Bab 29 - Fitting Gaun
💌 : mau bikin target deh, biar pembaca disiplin. Soalnya, nakal sekali, nggak mau dikasih tau baik-baik 😤
Oke, pengumuman! Bab selanjutnya akan dipublikasikan apabila vote telah mencapai 115 dan comment mencapai 15 (dari akun yang berbeda.)
Btw, mau nanya ... kalian tim siapa? Coba acungkan tangan!
1. Tim Zhorif
2. Tim Agam
Selamat membaca!
⭐ & 💬
●
●
●
"Tante..."
Hulya yang kala itu tengah sibuk mencicipi bubur ayam buatannya sendiri sontak menoleh dan menemukan Zhara yang telah bercucuran air mata. Wanita itu membulatkan matanya kaget dan menghampiri Zhara untuk memeriksa apa yang telah terjadi pada gadis itu. Apakah tangannya teriris ketika berusaha mengupas bawang bombay?
"Mataku perih, Tante..." rengeknya frustrasi karena tidak mampu menghapus air mata setelah menyentuh bawang bombay. Melihat itu, Hulya pun buru-buru meraih tisu kering dan menghapus air mata yang membasahi pipi gadis itu. "Tante, maafin aku. Aku nggak tau kenapa bawangnya jadi kayak gini. Padahal, aku udah ngupas kulitnya sesuai dengan instruksi Tante," cicitnya merasa bersalah.
Hulya pun refleks terkekeh geli ketika melihat karya calon menantunya. Bawang bombay yang awalnya penuh dan bulat, kini telah berubah wujud jadi tak karuan. "Ya ampun, Nak. Kamu ngapain ngupas sampai ke daging-dagingnya? Kulitnya itu yang tipis warna cokelat, Sayang..."

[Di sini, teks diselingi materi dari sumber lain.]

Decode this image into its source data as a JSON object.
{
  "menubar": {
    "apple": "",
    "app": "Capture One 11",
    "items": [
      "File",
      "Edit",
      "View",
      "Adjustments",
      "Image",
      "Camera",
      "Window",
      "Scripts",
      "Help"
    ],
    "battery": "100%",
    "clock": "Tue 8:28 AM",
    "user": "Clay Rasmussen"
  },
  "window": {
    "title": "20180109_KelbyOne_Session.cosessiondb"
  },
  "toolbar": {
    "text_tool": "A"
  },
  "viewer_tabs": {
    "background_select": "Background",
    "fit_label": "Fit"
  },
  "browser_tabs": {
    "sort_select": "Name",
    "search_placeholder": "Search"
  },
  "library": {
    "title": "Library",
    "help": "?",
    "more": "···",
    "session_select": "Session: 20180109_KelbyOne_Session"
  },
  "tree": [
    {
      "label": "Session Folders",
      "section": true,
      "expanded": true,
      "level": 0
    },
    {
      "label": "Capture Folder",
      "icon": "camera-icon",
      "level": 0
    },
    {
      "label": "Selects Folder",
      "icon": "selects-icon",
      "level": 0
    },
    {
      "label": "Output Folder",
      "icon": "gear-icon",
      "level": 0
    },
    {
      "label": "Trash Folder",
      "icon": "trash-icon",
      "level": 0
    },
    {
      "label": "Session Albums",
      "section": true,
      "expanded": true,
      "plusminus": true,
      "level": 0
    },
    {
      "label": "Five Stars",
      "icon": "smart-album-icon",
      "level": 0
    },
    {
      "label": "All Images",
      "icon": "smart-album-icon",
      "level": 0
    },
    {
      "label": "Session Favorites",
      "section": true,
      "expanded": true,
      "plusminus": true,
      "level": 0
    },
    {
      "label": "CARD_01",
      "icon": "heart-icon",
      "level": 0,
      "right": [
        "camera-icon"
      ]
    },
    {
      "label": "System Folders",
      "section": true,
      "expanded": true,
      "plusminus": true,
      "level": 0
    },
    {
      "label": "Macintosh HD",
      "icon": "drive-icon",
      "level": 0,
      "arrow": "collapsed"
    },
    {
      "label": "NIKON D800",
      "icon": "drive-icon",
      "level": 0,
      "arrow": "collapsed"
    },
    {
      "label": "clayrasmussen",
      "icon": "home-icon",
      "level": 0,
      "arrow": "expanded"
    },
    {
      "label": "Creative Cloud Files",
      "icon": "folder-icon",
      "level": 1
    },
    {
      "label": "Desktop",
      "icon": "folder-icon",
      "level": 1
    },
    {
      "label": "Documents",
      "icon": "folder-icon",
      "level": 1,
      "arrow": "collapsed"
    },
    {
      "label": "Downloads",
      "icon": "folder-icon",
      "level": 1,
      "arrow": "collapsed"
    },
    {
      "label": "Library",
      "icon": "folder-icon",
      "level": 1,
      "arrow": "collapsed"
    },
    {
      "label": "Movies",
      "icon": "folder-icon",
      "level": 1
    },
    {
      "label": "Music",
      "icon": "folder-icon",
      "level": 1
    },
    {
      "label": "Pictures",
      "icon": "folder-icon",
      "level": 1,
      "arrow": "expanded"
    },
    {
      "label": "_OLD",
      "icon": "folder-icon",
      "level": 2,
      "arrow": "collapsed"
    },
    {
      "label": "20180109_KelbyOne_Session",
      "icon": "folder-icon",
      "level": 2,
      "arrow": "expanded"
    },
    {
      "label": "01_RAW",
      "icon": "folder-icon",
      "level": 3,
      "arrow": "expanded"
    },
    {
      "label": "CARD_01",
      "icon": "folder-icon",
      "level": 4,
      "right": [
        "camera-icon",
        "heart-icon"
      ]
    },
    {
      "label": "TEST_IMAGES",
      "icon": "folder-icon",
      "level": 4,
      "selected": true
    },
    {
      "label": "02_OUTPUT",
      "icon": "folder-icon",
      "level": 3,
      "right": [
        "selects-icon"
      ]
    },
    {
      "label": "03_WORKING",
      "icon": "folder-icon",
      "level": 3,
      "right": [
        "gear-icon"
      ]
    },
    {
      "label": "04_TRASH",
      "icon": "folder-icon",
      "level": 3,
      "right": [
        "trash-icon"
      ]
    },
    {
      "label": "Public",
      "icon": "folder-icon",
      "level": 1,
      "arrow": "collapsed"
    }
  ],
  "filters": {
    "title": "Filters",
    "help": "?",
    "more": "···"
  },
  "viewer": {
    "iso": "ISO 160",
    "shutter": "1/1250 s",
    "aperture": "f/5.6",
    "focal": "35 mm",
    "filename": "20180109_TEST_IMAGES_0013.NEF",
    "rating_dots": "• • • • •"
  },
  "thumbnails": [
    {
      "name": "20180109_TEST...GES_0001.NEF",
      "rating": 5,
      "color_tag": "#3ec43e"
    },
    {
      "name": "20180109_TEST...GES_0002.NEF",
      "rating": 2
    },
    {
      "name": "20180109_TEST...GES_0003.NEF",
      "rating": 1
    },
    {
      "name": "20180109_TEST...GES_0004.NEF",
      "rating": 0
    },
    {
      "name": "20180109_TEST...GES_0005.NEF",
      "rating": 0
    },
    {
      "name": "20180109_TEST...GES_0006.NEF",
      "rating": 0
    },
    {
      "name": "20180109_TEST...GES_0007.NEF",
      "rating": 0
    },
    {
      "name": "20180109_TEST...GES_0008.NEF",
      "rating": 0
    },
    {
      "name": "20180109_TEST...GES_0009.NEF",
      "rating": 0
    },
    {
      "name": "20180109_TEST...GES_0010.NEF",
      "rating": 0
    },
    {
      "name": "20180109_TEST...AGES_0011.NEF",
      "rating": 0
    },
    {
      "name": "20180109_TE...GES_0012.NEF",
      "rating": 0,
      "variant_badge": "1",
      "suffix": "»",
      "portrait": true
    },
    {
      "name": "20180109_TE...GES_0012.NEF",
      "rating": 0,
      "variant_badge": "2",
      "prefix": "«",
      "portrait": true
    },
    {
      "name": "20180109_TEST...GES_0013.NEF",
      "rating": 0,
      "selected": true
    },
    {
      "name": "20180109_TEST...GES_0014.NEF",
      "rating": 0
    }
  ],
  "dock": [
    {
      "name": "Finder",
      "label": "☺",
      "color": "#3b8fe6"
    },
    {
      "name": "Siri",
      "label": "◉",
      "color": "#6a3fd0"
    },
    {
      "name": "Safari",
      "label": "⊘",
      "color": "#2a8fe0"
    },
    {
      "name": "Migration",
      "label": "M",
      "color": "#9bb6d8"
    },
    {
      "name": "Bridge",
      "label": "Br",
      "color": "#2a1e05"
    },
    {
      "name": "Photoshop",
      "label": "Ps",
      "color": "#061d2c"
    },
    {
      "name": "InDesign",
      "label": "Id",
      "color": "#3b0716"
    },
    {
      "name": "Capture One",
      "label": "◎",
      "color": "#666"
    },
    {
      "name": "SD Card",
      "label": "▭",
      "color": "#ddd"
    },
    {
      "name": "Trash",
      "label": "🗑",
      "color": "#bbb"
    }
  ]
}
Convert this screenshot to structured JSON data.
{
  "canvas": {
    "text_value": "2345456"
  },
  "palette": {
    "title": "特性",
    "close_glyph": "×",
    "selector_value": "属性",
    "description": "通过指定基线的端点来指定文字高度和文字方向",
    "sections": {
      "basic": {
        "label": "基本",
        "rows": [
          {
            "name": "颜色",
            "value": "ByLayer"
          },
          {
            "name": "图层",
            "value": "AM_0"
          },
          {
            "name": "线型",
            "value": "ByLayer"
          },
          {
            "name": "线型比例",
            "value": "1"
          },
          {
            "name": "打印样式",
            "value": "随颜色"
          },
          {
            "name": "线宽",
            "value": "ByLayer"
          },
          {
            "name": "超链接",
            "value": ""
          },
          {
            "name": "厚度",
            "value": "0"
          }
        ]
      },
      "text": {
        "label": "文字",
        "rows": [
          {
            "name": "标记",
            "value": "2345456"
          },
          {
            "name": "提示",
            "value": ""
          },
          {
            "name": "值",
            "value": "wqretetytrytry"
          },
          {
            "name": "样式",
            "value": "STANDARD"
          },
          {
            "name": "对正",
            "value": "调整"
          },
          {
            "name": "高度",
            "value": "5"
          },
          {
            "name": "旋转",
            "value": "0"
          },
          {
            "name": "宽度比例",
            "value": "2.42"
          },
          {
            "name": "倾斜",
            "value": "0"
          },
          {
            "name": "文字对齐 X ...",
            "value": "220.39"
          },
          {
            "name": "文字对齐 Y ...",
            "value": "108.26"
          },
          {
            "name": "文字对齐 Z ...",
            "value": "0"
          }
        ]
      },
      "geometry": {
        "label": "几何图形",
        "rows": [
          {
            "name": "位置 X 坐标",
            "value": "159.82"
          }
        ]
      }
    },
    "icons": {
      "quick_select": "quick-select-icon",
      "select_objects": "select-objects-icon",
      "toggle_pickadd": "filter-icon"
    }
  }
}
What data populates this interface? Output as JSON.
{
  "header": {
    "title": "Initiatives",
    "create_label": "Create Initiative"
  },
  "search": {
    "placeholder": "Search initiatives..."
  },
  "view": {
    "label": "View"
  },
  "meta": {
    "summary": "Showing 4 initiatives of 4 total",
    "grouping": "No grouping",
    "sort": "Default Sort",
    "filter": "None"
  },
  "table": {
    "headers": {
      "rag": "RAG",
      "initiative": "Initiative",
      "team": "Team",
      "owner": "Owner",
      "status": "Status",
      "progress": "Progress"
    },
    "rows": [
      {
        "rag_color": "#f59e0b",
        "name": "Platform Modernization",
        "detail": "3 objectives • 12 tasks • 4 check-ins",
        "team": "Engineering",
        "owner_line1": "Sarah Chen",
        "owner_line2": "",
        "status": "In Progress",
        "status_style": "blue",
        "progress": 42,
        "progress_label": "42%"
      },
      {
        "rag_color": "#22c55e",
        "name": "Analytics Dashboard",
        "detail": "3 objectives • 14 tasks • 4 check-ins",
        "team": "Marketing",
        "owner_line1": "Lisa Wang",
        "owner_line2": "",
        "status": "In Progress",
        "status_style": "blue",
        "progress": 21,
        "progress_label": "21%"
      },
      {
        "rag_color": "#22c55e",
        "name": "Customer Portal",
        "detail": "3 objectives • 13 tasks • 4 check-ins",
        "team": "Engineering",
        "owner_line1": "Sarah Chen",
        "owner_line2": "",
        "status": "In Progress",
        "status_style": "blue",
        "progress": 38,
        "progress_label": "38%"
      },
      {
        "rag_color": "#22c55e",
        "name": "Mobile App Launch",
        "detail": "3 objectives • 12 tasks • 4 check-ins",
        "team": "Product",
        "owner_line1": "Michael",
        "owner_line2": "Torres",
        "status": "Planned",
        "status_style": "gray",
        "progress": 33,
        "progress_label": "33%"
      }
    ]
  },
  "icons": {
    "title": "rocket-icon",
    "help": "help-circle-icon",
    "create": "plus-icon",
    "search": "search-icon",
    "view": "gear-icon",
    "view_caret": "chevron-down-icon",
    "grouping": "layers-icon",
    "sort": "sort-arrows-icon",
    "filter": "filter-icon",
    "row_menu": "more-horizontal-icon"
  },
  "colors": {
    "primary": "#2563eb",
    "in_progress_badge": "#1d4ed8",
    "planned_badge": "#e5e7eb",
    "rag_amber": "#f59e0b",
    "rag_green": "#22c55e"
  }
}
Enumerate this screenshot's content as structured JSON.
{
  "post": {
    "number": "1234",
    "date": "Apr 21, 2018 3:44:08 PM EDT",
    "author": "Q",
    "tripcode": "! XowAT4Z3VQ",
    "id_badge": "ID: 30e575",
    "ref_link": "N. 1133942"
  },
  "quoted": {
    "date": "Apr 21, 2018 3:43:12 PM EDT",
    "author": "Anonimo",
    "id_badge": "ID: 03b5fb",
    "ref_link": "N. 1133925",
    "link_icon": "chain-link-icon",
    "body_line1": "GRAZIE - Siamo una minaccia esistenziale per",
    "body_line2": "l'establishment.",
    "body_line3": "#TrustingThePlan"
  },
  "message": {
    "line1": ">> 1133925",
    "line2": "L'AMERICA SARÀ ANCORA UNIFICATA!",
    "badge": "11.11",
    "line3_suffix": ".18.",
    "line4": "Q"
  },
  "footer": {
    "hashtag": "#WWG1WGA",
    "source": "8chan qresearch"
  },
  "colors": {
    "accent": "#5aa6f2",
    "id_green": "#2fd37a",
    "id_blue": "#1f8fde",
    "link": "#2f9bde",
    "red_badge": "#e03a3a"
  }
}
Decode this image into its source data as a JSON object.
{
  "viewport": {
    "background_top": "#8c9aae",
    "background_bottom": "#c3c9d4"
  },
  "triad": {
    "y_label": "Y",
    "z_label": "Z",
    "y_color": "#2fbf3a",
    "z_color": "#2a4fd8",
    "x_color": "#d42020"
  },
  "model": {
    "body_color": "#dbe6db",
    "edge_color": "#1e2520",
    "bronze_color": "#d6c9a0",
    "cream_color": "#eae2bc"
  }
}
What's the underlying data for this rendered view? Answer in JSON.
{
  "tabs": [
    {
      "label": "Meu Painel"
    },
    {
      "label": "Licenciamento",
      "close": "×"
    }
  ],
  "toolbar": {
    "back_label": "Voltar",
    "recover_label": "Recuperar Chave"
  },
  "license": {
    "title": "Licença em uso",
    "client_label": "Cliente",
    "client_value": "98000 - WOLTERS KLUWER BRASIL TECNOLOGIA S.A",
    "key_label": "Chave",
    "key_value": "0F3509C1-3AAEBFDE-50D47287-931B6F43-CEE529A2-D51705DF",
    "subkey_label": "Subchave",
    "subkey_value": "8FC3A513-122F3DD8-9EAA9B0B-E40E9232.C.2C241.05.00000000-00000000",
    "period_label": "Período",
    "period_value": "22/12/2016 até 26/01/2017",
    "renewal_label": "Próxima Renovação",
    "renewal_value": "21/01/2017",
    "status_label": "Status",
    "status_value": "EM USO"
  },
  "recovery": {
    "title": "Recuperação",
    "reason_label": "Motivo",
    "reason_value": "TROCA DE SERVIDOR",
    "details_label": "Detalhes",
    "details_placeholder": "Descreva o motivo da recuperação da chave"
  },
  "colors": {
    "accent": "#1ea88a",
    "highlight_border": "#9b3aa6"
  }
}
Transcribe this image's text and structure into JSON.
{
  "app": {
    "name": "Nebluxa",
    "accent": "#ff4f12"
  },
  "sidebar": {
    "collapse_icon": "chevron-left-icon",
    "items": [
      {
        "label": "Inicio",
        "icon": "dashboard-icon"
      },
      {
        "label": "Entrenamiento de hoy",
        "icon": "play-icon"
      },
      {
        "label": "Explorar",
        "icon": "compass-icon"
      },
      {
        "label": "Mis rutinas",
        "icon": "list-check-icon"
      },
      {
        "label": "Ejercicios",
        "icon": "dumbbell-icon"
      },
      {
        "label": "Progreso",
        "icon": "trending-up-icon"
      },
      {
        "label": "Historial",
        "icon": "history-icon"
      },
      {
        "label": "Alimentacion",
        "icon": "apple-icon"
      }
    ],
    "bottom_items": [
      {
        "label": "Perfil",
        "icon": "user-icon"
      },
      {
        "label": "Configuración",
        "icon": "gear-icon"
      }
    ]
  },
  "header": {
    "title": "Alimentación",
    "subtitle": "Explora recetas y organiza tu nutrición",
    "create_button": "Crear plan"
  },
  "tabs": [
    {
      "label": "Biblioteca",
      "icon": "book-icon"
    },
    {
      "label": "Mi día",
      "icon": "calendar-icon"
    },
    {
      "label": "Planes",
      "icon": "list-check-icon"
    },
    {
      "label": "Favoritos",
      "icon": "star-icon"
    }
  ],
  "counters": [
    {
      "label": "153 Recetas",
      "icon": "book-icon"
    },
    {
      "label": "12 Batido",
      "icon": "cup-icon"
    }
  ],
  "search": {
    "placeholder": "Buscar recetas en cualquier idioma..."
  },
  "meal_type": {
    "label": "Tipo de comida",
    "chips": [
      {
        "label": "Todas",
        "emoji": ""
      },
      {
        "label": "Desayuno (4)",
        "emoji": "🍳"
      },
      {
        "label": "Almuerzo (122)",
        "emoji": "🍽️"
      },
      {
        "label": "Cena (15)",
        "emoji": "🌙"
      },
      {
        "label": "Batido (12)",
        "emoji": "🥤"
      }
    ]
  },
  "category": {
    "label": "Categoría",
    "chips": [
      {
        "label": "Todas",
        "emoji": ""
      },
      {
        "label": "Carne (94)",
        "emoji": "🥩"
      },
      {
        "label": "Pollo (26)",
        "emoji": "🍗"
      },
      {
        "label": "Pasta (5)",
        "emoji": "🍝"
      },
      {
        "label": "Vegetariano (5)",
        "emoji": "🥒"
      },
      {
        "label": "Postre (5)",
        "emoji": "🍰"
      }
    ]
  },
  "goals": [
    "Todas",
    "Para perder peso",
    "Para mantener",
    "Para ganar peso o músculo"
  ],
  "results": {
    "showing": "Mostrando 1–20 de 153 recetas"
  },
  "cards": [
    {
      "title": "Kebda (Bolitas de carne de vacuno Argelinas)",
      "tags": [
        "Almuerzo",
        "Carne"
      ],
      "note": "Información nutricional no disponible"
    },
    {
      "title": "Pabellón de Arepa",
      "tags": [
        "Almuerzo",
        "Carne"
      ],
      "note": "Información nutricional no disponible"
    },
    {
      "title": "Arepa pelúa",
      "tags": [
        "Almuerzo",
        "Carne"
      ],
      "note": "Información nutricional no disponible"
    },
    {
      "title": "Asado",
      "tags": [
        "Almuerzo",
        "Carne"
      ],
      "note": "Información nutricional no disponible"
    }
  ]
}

"Hah?" Mata Zhara yang berair langsung terbelalak, kemudian bibirnya kembali mengerut ke bawah dan bergetar, menunjukkan bahwa sang pemiliknya hendak menangis kembali. "Tante maaf ... aku bukannya ngebantu, malah ngacauin masakan Tante." Karena malu, Zhara menutup wajahnya dengan kedua telapak tangannya yang masih belum dibilas dengan air bersih. Alhasil, kedua matanya kembali terasa panas. "Aduh!" Zhara refleks melompat-lompat kecil, tak kuasa menahan rasa perih pada anggota tubuhnya itu.
"Papa!"
"Zhorif!"
Hulya ikut merasa panik ketika melihat Zhara yang terlihat begitu kesakitan hingga menangis kuat. Ia bahkan tidak kepikiran untuk membantu gadis itu membilas wajahnya dengan air. Yang ia pikirkan hanyalah meminta bantuan kepada dua orang dokter yang tinggal di rumah tersebut.
Zhorif yang lebih dulu mendengar teriakan sang ibu, segera menuruni tangga dengan langkah terburu-buru hingha hampir saja terpeleset jika ia tidak dapat kembali menyeimbangkan tubuhnya dengan baik.
"Kenapa, Ma?!" seru pria itu menatap Hulya khawatir.
"Bantuin Zhara, matanya perih karena ngupas bawang bombay!" suruh Hulya sembari ikut melompat-lompat panik seperti yang Zhara lakukan.
Zhorif kian menyadari bahwa Zhara tengah menangis keras dengan kedua mata yang terpejam erat. Ia kemudian mendekati gadis itu, menyalakan keran wastafel untuk membuat air mengalir, sebelum membawa Zhara untuk sedikit membungkukan tubuhnya agar area mata gadis itu dapat dibilas.
"Masih perih?" tanya Zhorif usai membuat kulit wajah Zhara kebasahan. Zhara membalasnya dengan anggukkan kecil. Matanya juga masih terpejam erat seperti di awal. Zhorif melirik Hulya yang ternyata telah senyam-senyum sendiri. "Ma, tolong bawa Zhara duduk di sofa, aku mau siapin es batu untuk ngompres matanya," pintanya sopan yang membuat wanita paruh baya itu harus berhenti bermain dengan pikirannya sendiri dan segera membantu Zhara.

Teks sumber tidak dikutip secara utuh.